KeywordsStress fracture Ulna Radius Magnetic resonance imaging
Stress fractures of the ulna and radius are rare. The middle third of the ulna is the commonest site as this region has the thinnest cortex and smallest cross-sectional area morphologically compared to the proximal or the distal third, and is vulnerable to stress from torsional forces . Stress fractures of the ulna have been reported to be associated with certain sports such as tennis. We present a case of a spontaneous complete fracture of the ulna metaphysis with concomitant stress reaction of the proximal radius occurring in a patient who had been dependent on below elbow crutches for 15 months. The case acts as a reminder that spontaneous complete fractures may be the end result of abnormal stress, and that stress fractures of the ulna may be related to the use of crutches.
Stress fracture of the ulna due to the use of crutches is rare. Previously published case reports describe stress fracture/reaction of the ulna diaphysis [2–5], of which two patients had complete fractures. We report a case of a complete stress fracture of the ulnar metaphysis resulting from the use of crutches. The association of concomitant stress reaction of the radius has not been reported previously.
Troell et al.  first described stress fracture of the ulna in 1941. Since this initial observation, ulnar stress fractures have been described in a variety of sporting activities including tennis , weight lifting , baseball , polo  and Japanese fencing .
Stress fractures occurring in the non-weight bearing bones can cause diagnostic confusion with pathological fractures if the clinical history is not clear or when such fractures occur in the setting of an underlying primary malignancy elsewhere.
The first report of a stress fracture of the ulna resulting from the use of crutches was described by McGoldrick and O’Brien , in a patient who was non-weight bearing following treatment for osteochondritis dissecans of the knee. They described bilateral complete stress fractures involving the mid-diaphysis of the ulna occurring at identical sites, and postulated direct contact of the ulna with the upper crutch ring in combination with a forward bending force as the likely cause. A similar case of a bilaterally symmetrical complete stress fracture of the ulnar diaphysis, which resulted from the use of walking aid for a year, was reported in a 95-year-old patient . Garcia Suarez et al.  reported a further case of an incomplete crutch-related stress fracture of the ulna occurring at the junction of the middle and distal third in a patient treated for osteochondritis of the knee. They postulated that cyclical weight bearing on crutches, with the wrist in a position of flexion, ulnar deviation and pronation, increased the axial load through the ulna, leading to fracture.

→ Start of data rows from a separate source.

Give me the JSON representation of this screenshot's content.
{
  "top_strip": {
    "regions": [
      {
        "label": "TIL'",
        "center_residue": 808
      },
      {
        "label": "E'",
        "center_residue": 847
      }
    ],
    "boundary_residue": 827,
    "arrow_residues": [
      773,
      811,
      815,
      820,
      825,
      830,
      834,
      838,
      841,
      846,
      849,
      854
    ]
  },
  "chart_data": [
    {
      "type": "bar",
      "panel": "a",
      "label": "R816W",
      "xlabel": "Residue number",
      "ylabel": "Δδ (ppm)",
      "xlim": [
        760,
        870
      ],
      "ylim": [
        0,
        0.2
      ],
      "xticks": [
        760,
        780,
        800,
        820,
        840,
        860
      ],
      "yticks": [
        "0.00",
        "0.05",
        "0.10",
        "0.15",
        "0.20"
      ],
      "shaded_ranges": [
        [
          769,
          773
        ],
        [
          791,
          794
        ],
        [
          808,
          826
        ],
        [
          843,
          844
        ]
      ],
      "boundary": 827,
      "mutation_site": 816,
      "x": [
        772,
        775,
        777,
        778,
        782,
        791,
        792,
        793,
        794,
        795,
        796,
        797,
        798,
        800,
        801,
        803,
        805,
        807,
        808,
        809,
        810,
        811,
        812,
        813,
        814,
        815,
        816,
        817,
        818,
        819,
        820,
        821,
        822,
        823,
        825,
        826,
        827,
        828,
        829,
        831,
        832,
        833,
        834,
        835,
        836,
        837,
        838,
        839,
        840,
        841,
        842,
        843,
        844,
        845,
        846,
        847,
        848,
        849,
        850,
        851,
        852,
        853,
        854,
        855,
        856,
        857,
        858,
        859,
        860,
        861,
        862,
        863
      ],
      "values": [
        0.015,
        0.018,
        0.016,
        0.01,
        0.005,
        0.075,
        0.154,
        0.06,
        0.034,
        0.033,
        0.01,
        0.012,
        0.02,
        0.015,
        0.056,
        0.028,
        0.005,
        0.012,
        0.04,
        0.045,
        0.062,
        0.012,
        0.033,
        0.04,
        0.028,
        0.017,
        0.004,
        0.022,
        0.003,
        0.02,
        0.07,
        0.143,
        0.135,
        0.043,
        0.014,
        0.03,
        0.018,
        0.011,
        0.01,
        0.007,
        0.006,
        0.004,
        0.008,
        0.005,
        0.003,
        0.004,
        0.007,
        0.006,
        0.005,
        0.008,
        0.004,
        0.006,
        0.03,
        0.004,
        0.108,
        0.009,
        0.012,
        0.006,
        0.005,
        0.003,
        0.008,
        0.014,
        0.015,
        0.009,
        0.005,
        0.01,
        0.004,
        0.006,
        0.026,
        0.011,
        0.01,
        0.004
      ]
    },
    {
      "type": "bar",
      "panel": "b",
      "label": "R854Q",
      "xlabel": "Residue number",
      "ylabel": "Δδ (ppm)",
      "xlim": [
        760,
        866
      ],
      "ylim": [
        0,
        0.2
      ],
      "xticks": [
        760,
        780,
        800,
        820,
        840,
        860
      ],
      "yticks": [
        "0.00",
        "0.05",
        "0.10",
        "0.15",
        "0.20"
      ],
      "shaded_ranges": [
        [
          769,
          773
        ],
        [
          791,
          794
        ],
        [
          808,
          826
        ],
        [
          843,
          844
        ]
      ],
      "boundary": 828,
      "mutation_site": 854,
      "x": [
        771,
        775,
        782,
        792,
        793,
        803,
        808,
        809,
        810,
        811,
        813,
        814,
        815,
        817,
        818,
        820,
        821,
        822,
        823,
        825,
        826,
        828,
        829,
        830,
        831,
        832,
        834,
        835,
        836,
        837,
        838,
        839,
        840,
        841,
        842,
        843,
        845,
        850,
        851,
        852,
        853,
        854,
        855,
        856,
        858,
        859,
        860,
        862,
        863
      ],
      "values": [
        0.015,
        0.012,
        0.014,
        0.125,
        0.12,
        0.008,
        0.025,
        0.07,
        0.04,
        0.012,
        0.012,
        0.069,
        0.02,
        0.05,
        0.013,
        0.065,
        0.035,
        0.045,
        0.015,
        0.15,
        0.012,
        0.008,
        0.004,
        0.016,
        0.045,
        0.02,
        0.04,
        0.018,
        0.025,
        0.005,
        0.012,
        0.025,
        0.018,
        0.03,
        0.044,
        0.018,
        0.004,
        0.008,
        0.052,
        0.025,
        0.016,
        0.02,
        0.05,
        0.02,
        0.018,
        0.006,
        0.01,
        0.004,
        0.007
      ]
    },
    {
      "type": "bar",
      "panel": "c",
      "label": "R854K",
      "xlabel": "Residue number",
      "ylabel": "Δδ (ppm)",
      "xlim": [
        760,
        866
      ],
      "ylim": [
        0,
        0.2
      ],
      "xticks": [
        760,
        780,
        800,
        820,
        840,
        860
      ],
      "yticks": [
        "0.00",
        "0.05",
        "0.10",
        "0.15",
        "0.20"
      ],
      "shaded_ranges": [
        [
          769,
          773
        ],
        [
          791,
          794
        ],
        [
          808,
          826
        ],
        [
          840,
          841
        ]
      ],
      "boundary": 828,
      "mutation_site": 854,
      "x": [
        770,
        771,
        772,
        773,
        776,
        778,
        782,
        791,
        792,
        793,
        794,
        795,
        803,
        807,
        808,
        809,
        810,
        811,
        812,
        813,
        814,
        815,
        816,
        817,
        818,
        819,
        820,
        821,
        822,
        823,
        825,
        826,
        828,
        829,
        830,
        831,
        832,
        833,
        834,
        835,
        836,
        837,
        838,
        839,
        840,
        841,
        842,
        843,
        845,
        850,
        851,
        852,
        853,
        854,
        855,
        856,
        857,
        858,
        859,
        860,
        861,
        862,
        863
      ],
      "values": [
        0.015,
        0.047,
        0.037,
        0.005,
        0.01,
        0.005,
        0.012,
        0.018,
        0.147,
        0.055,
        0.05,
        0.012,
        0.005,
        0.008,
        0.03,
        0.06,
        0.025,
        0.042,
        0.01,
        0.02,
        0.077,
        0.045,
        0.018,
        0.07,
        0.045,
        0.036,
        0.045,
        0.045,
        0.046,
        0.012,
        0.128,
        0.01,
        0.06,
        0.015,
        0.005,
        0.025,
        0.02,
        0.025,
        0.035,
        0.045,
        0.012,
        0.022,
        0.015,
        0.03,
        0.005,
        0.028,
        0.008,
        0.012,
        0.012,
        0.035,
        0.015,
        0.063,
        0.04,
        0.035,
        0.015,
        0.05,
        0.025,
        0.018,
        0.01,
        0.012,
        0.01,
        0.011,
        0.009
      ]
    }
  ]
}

More recently, Amin et al.  reported a case of ulnar stress reaction from crutch use in a patient who had undergone above-knee amputation for recurrent osteosarcoma of the tibia. None of the reported cases showed concomitant stress reaction of the ipsilateral radius.
In our case, it was thought that the likely mechanism of injury was due to a combination of tractional and torsional force, together with direct pressure on the proximal forearm bones from the upper crutch ring as postulated in the previous case reports [2–4]. Furthermore, MRI and CT showed no evidence of an underlying lesion to suggest a pathological fracture in our case, and the fracture progressed to union without complication.
In conclusion, both clinicians and radiologists involved in the management of such patients should be aware of stress fracture/reaction of the forearm bones that can occur from the use of crutches, which may help in early detection and treatment, preventing further disability in these patients.
Conflict of interest statement
The authors declare that they have no conflict of interest related to the publication of this manuscript.